Review: Every Living Thing

Every Living Thing: Man's Obsessive Quest to Catalog Life, from Nanobacteria to New Monkeys by Rob Dunn (Smithsonian, 2008)

This is a book that does what great science writing is supposed to do - explain the universe while enthralling the reader. In exploring how the definitions and scope of the living world have been expanded over and over again by dedicated researchers, Rob Dunn gives us compelling portraits of biological scientists who have proposed "crazy" theories, made inconvenient observations, and otherwise risked their reputations and sometimes their lives in the pursuit of knowledge. Dunn shows that, while being laughed at by a majority of one's scientific colleagues is no guarantee of being right, it's far from a surefire indicator of being wrong.

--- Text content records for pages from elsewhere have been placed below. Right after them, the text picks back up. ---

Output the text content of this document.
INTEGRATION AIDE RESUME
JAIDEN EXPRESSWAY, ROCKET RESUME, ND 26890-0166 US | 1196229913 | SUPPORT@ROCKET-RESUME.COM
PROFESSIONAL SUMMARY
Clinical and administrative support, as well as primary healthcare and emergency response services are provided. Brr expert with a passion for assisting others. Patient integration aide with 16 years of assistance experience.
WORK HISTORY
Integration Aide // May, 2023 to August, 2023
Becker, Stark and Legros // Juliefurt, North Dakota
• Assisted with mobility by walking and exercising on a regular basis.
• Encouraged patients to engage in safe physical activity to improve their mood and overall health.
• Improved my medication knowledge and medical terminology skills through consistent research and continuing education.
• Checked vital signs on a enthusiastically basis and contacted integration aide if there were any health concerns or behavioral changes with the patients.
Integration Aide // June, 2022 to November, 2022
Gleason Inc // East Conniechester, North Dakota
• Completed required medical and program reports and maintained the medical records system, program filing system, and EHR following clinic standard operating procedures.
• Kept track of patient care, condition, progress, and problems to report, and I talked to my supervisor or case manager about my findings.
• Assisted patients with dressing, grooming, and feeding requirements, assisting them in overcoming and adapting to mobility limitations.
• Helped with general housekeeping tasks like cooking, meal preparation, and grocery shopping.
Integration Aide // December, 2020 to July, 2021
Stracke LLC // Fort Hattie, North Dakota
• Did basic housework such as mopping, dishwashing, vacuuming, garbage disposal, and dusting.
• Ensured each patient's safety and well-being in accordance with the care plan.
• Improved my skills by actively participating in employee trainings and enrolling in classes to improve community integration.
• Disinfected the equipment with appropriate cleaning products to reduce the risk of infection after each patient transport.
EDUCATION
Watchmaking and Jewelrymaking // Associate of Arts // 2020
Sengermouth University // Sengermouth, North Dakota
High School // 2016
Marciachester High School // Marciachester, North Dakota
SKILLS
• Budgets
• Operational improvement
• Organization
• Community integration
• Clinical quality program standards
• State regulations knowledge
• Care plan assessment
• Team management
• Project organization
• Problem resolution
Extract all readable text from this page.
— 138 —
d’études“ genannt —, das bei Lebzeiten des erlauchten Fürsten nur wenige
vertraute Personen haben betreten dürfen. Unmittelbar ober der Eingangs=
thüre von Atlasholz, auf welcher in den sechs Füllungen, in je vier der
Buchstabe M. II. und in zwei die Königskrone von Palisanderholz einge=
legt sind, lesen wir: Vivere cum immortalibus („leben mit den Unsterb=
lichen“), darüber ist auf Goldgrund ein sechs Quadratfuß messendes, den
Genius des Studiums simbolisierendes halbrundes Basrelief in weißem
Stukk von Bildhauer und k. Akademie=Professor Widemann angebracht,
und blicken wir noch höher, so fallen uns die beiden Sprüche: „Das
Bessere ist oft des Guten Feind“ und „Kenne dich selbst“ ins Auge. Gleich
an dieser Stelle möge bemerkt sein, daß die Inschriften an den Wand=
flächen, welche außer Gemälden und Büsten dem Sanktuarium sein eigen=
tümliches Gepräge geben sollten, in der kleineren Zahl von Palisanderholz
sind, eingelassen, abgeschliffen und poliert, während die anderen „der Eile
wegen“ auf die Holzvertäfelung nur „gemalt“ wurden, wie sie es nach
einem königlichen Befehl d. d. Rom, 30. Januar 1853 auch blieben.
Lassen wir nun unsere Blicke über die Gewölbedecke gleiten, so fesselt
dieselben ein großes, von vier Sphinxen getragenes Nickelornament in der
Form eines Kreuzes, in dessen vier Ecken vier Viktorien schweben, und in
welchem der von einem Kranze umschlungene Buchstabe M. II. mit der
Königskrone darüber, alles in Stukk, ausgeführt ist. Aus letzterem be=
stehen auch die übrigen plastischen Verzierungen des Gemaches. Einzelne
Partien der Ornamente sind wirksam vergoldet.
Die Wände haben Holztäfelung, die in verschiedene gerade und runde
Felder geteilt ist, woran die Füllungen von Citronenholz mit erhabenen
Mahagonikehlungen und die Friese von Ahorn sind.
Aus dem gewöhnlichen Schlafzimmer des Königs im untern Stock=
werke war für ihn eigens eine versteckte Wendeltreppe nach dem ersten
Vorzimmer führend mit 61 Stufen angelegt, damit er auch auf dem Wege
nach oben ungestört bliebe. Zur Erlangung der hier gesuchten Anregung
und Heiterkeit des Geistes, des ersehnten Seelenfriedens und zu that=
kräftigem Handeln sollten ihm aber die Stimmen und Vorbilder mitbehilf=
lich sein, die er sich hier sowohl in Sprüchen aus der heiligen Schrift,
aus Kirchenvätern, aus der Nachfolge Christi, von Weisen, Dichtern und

One of the themes I push hard in my blog and my books on zoological discoveries and mysteries is that we don't know all the animals in the world, not by a long shot, and it's not just the little arthropods that are still being discovered. Dunn explores this theme and many related ones here. He anchors the book in his own experiences in the Amazon, where no one has any idea of the number of animal and plant species present, let alone what to name them. (He also passes along the intriguing story of what may be an unknown and very large type of spider monkey, which is intriguing because cryptozoologists have collected numerous reports of something with the same description.)
Dunn closes with the fascinating discoveries being made in the "deep biosphere" - the microbes that live miles beneath the Earth. Life on the surface, he notes, may in some ways be the exception.
This is a profound work, not just concerning the biological sciences, but concerning science as an enterprise.